La proposta del direttore sanitario di voler chiudere i reparti, in particolare il Pronto Soccorso, durante la settimana dalle ore 20:00 alle ore 8:00 del giorno successivo e nelle giornate di sabato e domenica, ha iniziato a circolare nel pomeriggio di ieri, peraltro all’insaputa degli Amministratori locali.
In primo luogo essa ha creato forti preoccupazioni negli operatori sanitari e ha destabilizzato ulteriormente un sistema che faticosamente cerca di reggere grazie alla abnegazione di coloro che ancora vi prestano servizio con passione incondizionata e dedizione.
Nel contempo, ha destato comprensibile allarme nel Sindaco di Tempio Pausania, negli altri Sindaci del Distretto sanitario e in tutta la popolazione, ragione per la quale sono state immediatamente attivate diverse iniziative da parte del Sindaco , quale la convocazione urgente della Conferenza del Distretto Sanitario di Tempio Pausania per il prossimo lunedì 7 giugno.

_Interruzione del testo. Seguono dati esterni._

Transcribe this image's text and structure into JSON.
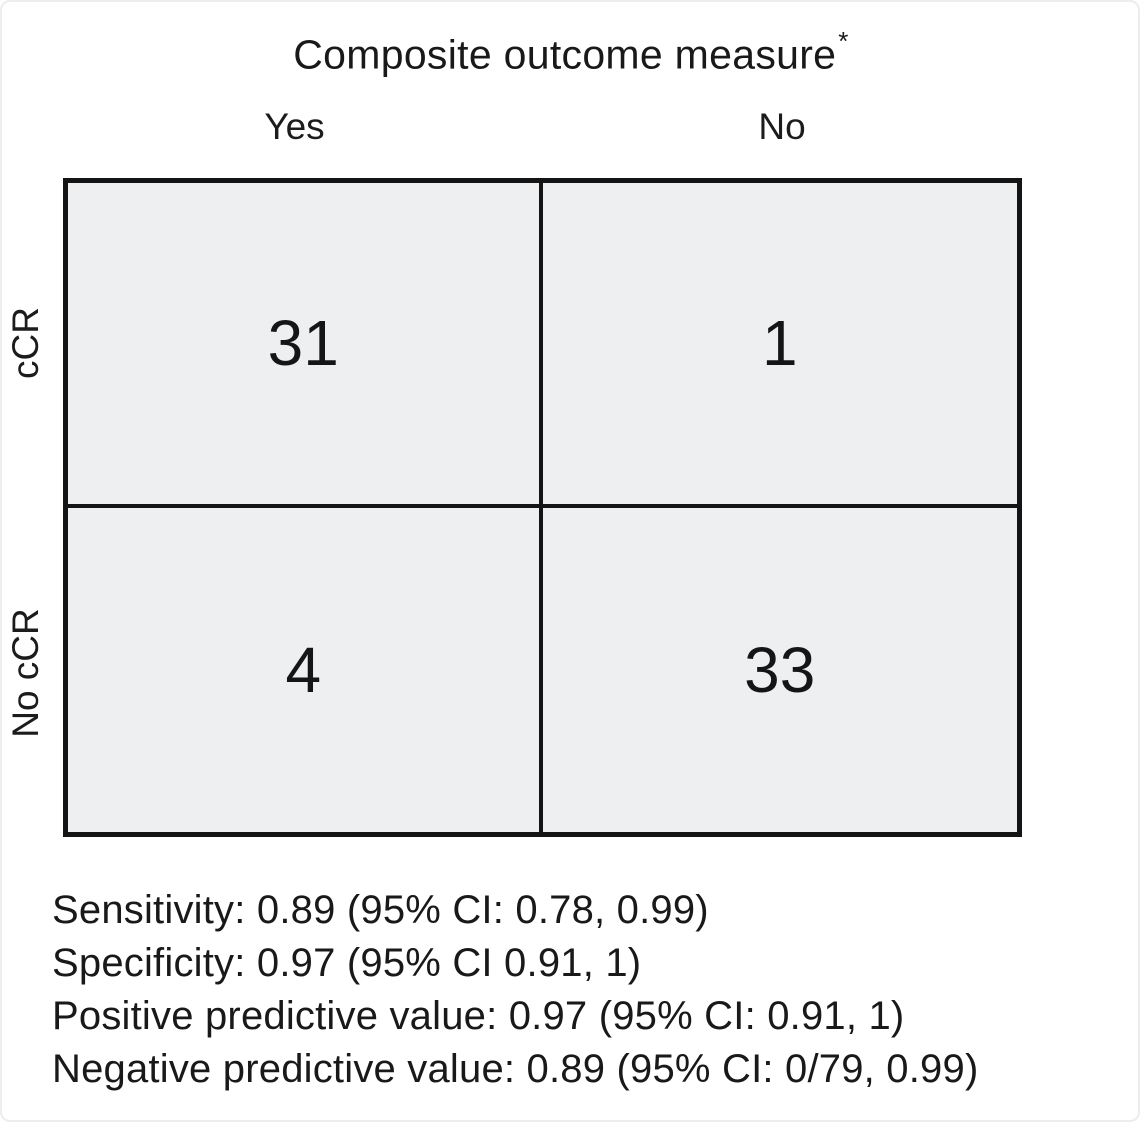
{
  "figure": {
    "title": "Composite outcome measure",
    "title_superscript": "*"
  },
  "matrix": {
    "column_headers": [
      "Yes",
      "No"
    ],
    "row_headers": [
      "cCR",
      "No cCR"
    ],
    "cells": [
      [
        "31",
        "1"
      ],
      [
        "4",
        "33"
      ]
    ]
  },
  "stats": {
    "lines": [
      "Sensitivity: 0.89 (95% CI: 0.78, 0.99)",
      "Specificity: 0.97 (95% CI 0.91, 1)",
      "Positive predictive value: 0.97 (95% CI: 0.91, 1)",
      "Negative predictive value: 0.89 (95% CI: 0/79, 0.99)"
    ]
  },
  "colors": {
    "page_background": "#ffffff",
    "cell_background": "#edeff1",
    "border": "#141414",
    "text": "#1a1a1a"
  },
  "chart_data": {
    "type": "table",
    "title": "Composite outcome measure*",
    "columns": [
      "Yes",
      "No"
    ],
    "rows": [
      "cCR",
      "No cCR"
    ],
    "values": [
      [
        31,
        1
      ],
      [
        4,
        33
      ]
    ],
    "annotations": {
      "sensitivity": "0.89 (95% CI: 0.78, 0.99)",
      "specificity": "0.97 (95% CI 0.91, 1)",
      "positive_predictive_value": "0.97 (95% CI: 0.91, 1)",
      "negative_predictive_value": "0.89 (95% CI: 0/79, 0.99)"
    }
  }
}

E’ stata inoltre richiesta ufficialmente negli scorsi giorni l’audizione del Sindaco dinanzi alla VI Commissione regionale consiliare per la salute della dove verranno evidenziati e sottolineati i gravi disagi e disservizi attualmente in essere e per i quali si chiederà un’immediata soluzione.
La suddetta proposta giunge quale ulteriore schiaffo alle istanze di questo Territorio in tema di servizi sanitari e alle sacrosante aspettative di quasi 50.000 Cittadini che nel periodo ordinario fanno riferimento al presidio ospedaliero di Tempio Pausania, utenti
triplicati nel periodo estivo.
In maniera illogica e inopportuna la proposta della direzione sanitaria intenderebbe porre rimedio alla carenza di anestesisti che anche l’Ospedale di Olbia soffre. La ipotizzata chiusura dei reparti del Paolo Dettori, servirebbe quindi a destinare gli unici anestesisti dell’Ospedale di Tempio a quello di Olbia per garantire lì gli interventi urgenti, con la ovvia conseguenza che anche la popolazione di questo Distretto sanitario, nella migliore delle ipotesi, si riverserebbe nell’Ospedale di Olbia già oberato e in uguale condizione di difficoltà. Senza considerare che la mancanza di anestesisti di fatto
determinerebbe la paralisi di tutti i reparti e dell’intero Blocco Chirurgico, con effetti ancora più drammatici di quelli attuali.
Ancora una volta non si vogliono trovare soluzioni adeguate alla reale situazione in cui versano l’Ospedale di Tempio e gli altri i presidi sanitari della Gallura, che giustamente attendono una risposta seria e responsabile da parte dell’Assessore regionale per la salute che da troppo tempo ha smesso di volgere il suo sguardo verso questa parte di Territorio.
Dinanzi a questo infausto scenario sarà intrapresa ogni iniziativa idonea e lecita volta a contrastare l’impoverimento dei servizi sanitari del Territorio in atto da troppo tempo. La battaglia che ci si appresta ad iniziare sarà portata avanti da tutti gli Amministratori del Territorio con la condivisone e il supporto dell’Assessore regionale Andrea Biancareddu con il quale vi è già piena sintonia sulle azioni da intraprendere come su quelle già portate avanti finora.
Il Sindaco e l’Assessore Biancareddu, rassicurano la popolazione che in ogni caso fino all’incontro già programmato in Regione per la prossima settimana con i vertici della Sanità regionale, nessuna delle preannunciate decisioni verrà assunta.